As for WMD, which served as inspiration for developing our first method, it does not show a good performance specially in short texts analysis, what could be due to the lack of a broader background context that could help words find better pairings. Nonetheless, it performs at similar levels to CSS in long text classification tasks, as it can be seen in Table 1. Unlike the results that Kusner et al.’s paper [3] reported, BM25 as well as TF-IDF performed better in longer text as have been proven in the series of past evaluation forums in information retrieval [13]. One reason of such overwhelming performance of traditional approaches is that we used Terrier IR platform implementation for TF-IDF and BM25, which is properly configured at the out of box status. As these methods leverage local as well as global statistics, a carefully configured corpus setting and operational parameter setting are needed to be well performed; failing to do that leads to a very weak baseline performance.

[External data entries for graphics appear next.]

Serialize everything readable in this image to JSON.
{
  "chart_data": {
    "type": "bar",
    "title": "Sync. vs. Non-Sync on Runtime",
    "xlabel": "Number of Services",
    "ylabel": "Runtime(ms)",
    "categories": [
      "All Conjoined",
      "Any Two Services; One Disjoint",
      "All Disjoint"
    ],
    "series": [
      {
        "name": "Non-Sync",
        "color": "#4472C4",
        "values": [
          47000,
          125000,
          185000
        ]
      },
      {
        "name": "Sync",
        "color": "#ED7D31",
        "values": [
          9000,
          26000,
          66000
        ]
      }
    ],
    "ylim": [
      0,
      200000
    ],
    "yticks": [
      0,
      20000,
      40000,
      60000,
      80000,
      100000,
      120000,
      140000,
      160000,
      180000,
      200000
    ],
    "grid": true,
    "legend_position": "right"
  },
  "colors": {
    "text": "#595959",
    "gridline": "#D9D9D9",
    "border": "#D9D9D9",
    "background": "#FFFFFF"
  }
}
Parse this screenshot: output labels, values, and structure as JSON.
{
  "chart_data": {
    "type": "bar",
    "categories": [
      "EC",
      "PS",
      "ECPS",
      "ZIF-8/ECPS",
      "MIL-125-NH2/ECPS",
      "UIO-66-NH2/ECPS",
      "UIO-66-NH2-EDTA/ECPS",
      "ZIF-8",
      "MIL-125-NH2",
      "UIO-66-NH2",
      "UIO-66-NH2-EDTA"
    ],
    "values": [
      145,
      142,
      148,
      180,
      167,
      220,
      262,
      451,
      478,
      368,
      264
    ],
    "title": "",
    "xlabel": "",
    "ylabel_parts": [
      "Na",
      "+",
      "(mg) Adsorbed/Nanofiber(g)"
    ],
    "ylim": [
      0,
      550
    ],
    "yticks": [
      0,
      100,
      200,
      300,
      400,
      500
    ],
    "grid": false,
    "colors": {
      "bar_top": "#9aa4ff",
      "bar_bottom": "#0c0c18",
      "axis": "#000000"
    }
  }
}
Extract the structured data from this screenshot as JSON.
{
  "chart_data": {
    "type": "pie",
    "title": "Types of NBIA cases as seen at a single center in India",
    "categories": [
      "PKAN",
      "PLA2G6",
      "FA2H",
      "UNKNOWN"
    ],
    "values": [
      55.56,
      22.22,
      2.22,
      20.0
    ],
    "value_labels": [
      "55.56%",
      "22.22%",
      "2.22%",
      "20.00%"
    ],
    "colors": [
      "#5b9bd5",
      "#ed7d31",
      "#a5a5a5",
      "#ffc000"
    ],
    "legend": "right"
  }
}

In spite of such strong baselines, we can briefly summarize that CSS performs especially excellent in short text classification as have been intended, outperforming traditional methods such as TF-IDF and BM25 as well as WMD, the most recently proposed method. Although CSS* is fairly good in long text classification, traditional methods such as TF-IDF or BM25 performed much better when properly configured.

5 Conclusions

We proposed two text similarity measures, namely CSS and CSS*, among which CSS is intended to improve the effectiveness in short text matching where word miss matching is a crucial problem. According to our experiments described in Sect. 4, we can conclude that CSS and CSS* are powerful tools for short and long text classification tasks respectively, being CSS the best classifier among the compared methods for short texts. Especially CSS showed excellent performance in short text classification as have been intended, outperforming traditional methods such as TF-IDF and BM25 as well as WMD.